Initializers
Parameters initialization plays a very important role in deep learning. A proper initialization can determine wether the optimization algorithm will converge at all, and influences the convergence speed. Symmetry breaking is also an important part of the initialization process. If two units are connected to the same input and with the same initial weights and activation function, then their weights will be updated identically during the optimization process, assuming a deterministic loss function is used. This means that the units will learn the same function, thus reducing the overall ability of the network to learn complex functions. In order to avoid this symmetry, the parameters are initialized randomly such that each unit has different weights and biases. Several methods have been developed over the last decades and the ones implemented in neuro are presented here.
Glorot Normal
This distribution has first been introduced by Glorot and Bengio [1]. The authors propose to use a normal distribution with mean $\mu=0$ and variance $\sigma^2=2/(n_i+n_{i+1})$, that is
$$X \sim \mathcal{N}\left(0,\frac{2}{n_i+n_{i+1}} \right )=\sqrt{\frac{2}{n_i+n_{i+1}}}\mathcal{N}(0,1)$$
where $n_i$ is the number of input units (sometimes called fan in) and $n_{i+1}$ the number of output units (sometimes called fan out). Note that this initialization method is sometimes called Xavier normal from the first name of the first author, Xavier Glorot.
Glorot Uniform
In this initialization scheme also proposed by Glorot and Bengio [1], the initial values are drawn from the uniform distribution:
$$X \sim \mathcal{U}\left(-\sqrt{\frac{6}{n_i+n_{i+1}}},\sqrt{\frac{6}{n_i+n_{i+1}}}\right)$$
where, similarly to the Glorot Normal initializer, $n_i$ is the number of input units and $n_{i+1}$ the number of output units. Note that this initialization method is sometimes called Xavier uniform from the first name of the first author, Xavier Glorot.
He Normal
He et al. [2] build on top of the results obtained by Glorot and Bengio and propose to draw the initial values from a normal distribution with mean $\mu=0$ and variance $\sigma^2=2/n_i$:
$$X \sim \mathcal{N}\left(0,\frac{2}{n_i}\right)=\sqrt{\frac{2}{n_i}}\mathcal{N}\left(0,1\right)$$
where $n_i$ is the number of input units.
He Uniform
The He uniform initializer generates random values using a uniform distribution within $\pm\sqrt{6/n_i}$:
$$X \sim \mathcal{U}\left(-\sqrt{\frac{6}{n_i}},\sqrt{\frac{6}{n_i}}\right)$$
where $n_i$ is the number of input units.
Lecun Normal
LeCun et al. [3] propose to initialize the weights using a normal distribution scaled by a factor $\sqrt{1/n_i}$ where $n_i$ is the number of input units. That is, the random values are drawn from the following distribution:
$$X \sim \mathcal{N}\left(0, \frac{1}{n_i} \right) = \sqrt{\frac{1}{n_i}}\mathcal{N}\left(0, 1 \right)$$
Lecun Uniform
The Lecun uniform initializer uses a uniform distribution within $\pm \sqrt{3/n_i}$:
$$X \sim \mathcal{U}\left(-\sqrt{\frac{3}{n_i}}, \sqrt{\frac{3}{n_i}} \right )$$
where $n_i$ is the number of input units.
Random Normal
The initial values are drawn from a normal distribution with mean $\mu=0$ and variance $\sigma^2 = 0.1$, i.e.

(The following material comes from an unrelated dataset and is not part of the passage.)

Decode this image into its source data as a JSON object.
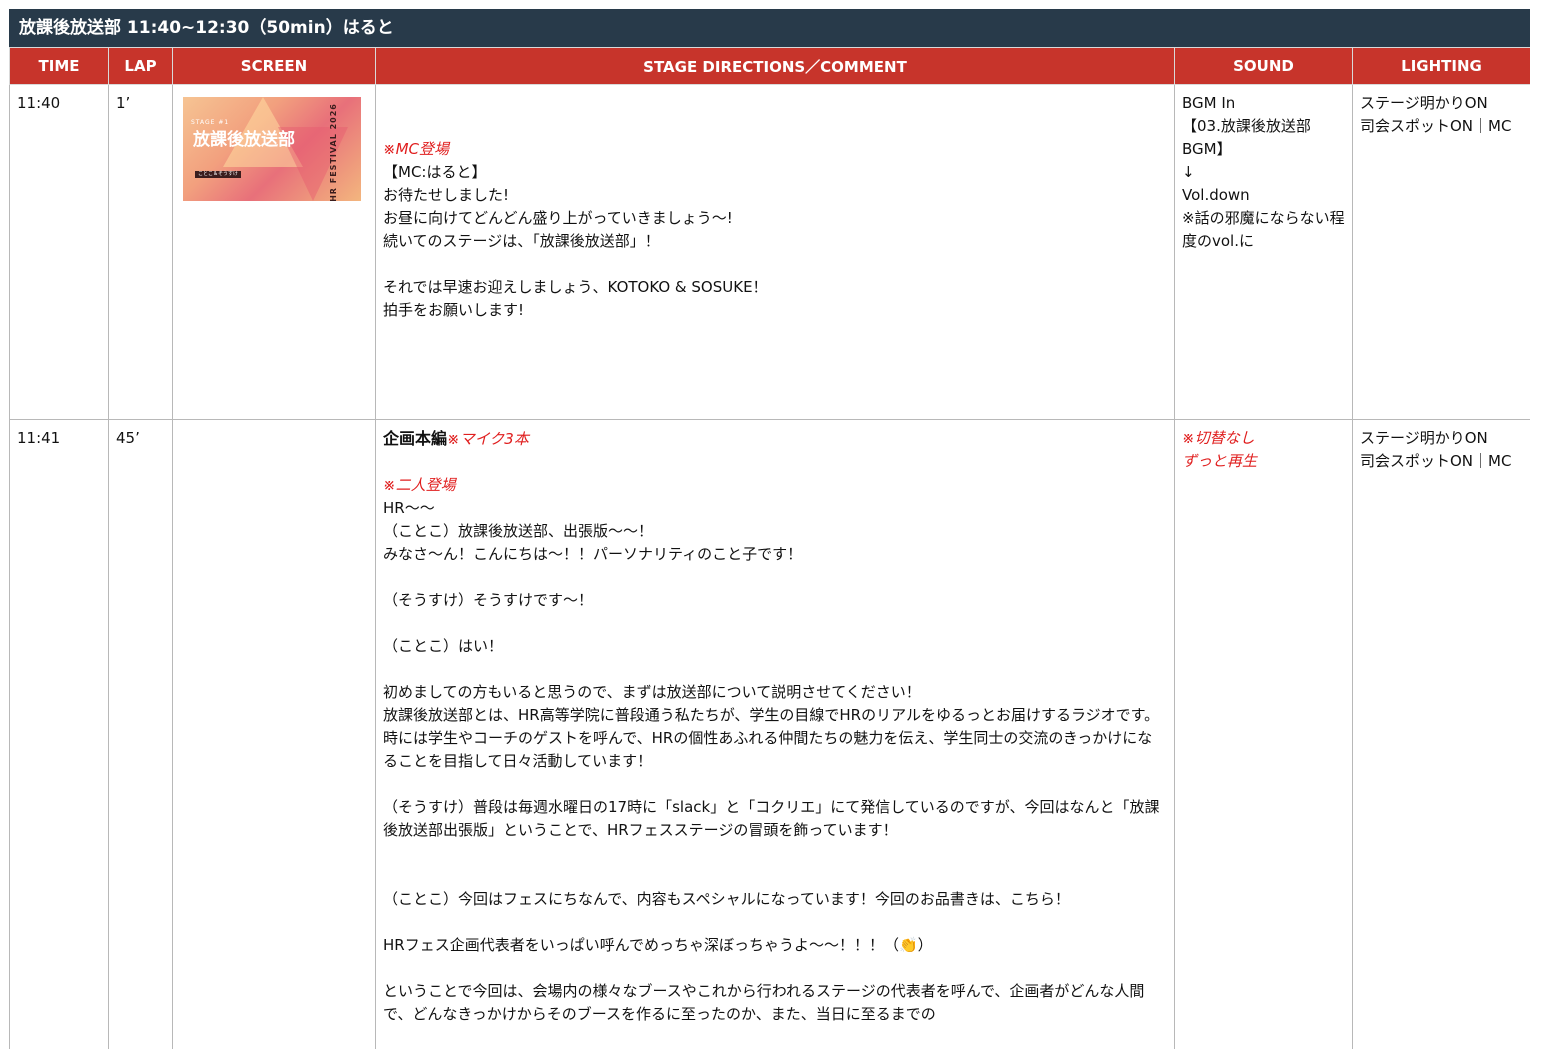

$$X \sim \mathcal{N}(0,0.1)$$
Random Uniform
In the random uniform distribution initializer, the initial values are drawn from a uniform distribution between -0.01 an 0.01:
$$X \sim \mathcal{U}(-0.01,0.01)$$
Zeros, Ones, Constant
Initializes all values with zeros, ones, or the given value. Note that it is very common to initialize the biases with zeros. The weights, however, should be initialized with random values in order to break the symmetry as discussed at the top of the page.
References
[2] He, K., Zhang, X., Ren, S., Sun, J., Delving Deep into Rectifiers: Surpassing Human-Level Performance on ImageNet Classification. arXiv:1502.01852, Feb. 2015.